La plus grande serre à tomates d’Europe pourrait-elle s’implanter dans la commune d’Isigny-le-Buat, 3000 habitants, dans la Manche ? Une première victoire vient d’être remportée par les opposants. La préfecture a annoncé le 12 novembre qu’elle refusait d’accorder l’autorisation environnementale à ce projet porté par le groupe hollandais AgroCare. En cause : « des manques et insuffisances ne permettant pas l’appréhension complète des impacts de différentes natures sur l’environnement proche et éloigné du site projeté », relate France Bleu. Les impacts sur la ressource en eau seraient, en particulier, insuffisamment évalués.
Comme le rappelle le site d’informations normand Grand Format, « AgroCare est l’un des plus grands producteurs de tomates sous serres d’Europe, également implanté au Maroc et en Tunisie ». L’investisseur hollandais dispose déjà de deux serres dans la Manche, à Brecey et Isigny-le-Buat. Les tomates poussent dans la laine de roche et sont dopées à l’engrais chimique, avant d’être vendues sur les étals français sous l’étiquette des « Maraichers du Mont-Saint-Michel ». En février dernier, l’entreprise a déposé un permis de construire, pour agrandir la serre actuelle de 12 à 32 hectares d’ici 2026. Soit l’équivalent de 46 terrains de football.
Dans la Manche, ces usines à tomates font polémique. « Les terres ont été rachetées au-dessus du prix du marché au détriment de l’élevage laitier local » relève Grand Format. L’association environnementale Manche Nature dénonce également des serres éclairées la nuit et chauffées au gaz naturel toute l’année. Une enquête de Reporterre démontre par ailleurs que l’entreprise néerlandaise est assez opaque sur les conditions de travail de ses employé es.

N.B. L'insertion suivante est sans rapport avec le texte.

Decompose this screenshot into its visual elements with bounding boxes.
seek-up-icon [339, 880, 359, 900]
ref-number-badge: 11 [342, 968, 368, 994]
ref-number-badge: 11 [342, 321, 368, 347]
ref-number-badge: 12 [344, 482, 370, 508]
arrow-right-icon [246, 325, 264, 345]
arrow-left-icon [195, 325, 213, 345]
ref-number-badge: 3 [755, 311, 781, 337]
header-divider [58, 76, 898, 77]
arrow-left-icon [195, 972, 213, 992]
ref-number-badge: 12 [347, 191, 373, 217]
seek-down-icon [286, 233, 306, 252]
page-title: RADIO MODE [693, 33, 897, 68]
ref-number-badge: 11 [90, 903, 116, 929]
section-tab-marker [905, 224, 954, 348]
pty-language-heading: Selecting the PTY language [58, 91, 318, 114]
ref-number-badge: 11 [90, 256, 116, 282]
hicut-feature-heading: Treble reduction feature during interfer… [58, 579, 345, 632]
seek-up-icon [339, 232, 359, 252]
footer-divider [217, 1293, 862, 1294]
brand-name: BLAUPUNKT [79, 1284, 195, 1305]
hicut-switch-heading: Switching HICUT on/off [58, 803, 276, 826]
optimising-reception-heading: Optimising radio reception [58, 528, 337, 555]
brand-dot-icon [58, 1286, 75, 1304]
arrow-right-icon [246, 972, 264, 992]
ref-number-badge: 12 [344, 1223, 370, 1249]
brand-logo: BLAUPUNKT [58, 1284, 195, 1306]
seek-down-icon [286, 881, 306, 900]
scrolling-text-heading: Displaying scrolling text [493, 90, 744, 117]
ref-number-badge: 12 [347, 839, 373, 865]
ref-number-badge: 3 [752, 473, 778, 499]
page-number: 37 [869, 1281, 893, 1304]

Bien que ces projets aient tout d’une aberration écologique et sociale, des dizaines de millions d’euros sont levés auprès des marchés financiers. Ainsi, en 2020, le fonds d’investissement NPM Capital a rejoint AgroCare. Ce dernier a fusionné cette année avec le groupe CombiVliet pour atteindre les 500 hectares de serres chauffées, quand le territoire français comptait en 2022 un peu plus de 1000 hectares de serres chauffées. Le fondateur de AgroCare, Kees van Veen, a récemment annoncé viser les 1000 hectares d’ici 2030 : « Nous pensons qu’à ce moment-là, il ne restera plus qu’une poignée d’entreprises de culture de tomates pour desservir le marché européen. »
Le collectif « Stop Tomates Industrielles » a récemment remis à la municipalité une pétition de 1700 signatures contre le projet. Le refus de la Préfecture est évidemment perçu comme un très bon signal pour les opposants, mais les membres du collectif n’entendent pas relâcher leur vigilance. Comme le souligne Grand Format, « une nouvelle demande de permis de construire pourrait encore être déposée ». Le collectif et la Confédération paysanne ont donc décidé de maintenir la manifestation prévue ce samedi 16 novembre à partir de 13h, dans le bourg d’Isigny-le-Buat. La marche sera suivie d’une soirée festive.